2. **KNN's Weakness**: KNN averages the nearest neighbors.  If a student is right at the boundary between Moderate and High stress, their neighbors might be mixed, leading to errors.

3. **Interpretability**: Decision Trees provide actionable rules like "Students who study >X hours AND sleep <Y hours have High stress. " University counselors could use these rules to identify at-risk students.

**Insightful Take-away**

A simple analysis would say: "Decision Tree is better because it has higher accuracy (100% vs ~91.8%)."

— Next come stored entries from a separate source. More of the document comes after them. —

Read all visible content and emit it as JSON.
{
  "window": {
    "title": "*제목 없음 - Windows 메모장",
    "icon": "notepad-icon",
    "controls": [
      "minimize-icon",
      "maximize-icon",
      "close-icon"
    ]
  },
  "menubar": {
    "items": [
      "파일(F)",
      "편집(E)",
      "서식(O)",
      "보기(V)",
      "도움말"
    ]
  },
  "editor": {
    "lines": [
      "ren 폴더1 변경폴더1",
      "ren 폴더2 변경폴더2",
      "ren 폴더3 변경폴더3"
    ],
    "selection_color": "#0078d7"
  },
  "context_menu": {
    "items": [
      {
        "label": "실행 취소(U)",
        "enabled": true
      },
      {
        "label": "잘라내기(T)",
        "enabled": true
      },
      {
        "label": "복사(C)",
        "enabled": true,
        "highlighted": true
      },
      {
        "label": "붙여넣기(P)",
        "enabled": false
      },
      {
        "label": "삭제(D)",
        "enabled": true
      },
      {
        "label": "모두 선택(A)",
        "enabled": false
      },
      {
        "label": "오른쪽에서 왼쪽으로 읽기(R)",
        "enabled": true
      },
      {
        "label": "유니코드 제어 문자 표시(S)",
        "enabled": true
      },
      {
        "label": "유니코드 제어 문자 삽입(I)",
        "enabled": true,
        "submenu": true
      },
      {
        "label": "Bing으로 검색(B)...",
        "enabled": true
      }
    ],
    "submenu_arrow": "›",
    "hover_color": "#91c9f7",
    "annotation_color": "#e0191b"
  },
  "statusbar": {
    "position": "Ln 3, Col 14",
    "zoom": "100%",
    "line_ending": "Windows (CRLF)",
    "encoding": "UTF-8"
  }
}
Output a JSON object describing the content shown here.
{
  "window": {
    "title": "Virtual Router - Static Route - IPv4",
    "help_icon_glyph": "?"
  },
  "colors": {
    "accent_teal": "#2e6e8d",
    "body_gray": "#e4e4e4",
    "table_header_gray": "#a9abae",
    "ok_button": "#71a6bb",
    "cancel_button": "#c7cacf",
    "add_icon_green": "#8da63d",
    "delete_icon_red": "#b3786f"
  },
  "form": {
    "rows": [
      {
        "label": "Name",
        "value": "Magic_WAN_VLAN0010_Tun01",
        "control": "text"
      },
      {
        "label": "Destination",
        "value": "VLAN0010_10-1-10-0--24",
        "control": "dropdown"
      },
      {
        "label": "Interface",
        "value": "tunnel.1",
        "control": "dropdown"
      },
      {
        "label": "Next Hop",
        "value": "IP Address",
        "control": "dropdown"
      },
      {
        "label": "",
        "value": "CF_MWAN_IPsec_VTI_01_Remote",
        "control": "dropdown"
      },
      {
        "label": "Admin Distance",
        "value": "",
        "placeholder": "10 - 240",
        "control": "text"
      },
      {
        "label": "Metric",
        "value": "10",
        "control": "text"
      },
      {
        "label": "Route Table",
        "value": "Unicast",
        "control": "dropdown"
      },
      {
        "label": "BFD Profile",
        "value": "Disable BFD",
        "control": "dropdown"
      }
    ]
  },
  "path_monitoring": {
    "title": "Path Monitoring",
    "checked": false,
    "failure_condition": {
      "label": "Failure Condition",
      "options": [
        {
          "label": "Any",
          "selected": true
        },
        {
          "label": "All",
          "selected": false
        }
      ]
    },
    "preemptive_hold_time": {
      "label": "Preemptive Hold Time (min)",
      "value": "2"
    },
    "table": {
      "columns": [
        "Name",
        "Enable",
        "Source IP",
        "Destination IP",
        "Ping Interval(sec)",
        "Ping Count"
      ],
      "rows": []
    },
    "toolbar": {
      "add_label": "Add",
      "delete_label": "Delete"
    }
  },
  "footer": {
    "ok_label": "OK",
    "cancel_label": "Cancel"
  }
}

An insightful analysis says: "The Decision Tree's perfect accuracy across all 5 cross-validation folds reveals fundamental properties of this dataset—stress follows deterministic rules based on study and sleep hours. The ~8% error rate of KNN at class boundaries indicates that these boundaries are sharp thresholds rather than gradual transitions. This finding is robust across different random train/test splits."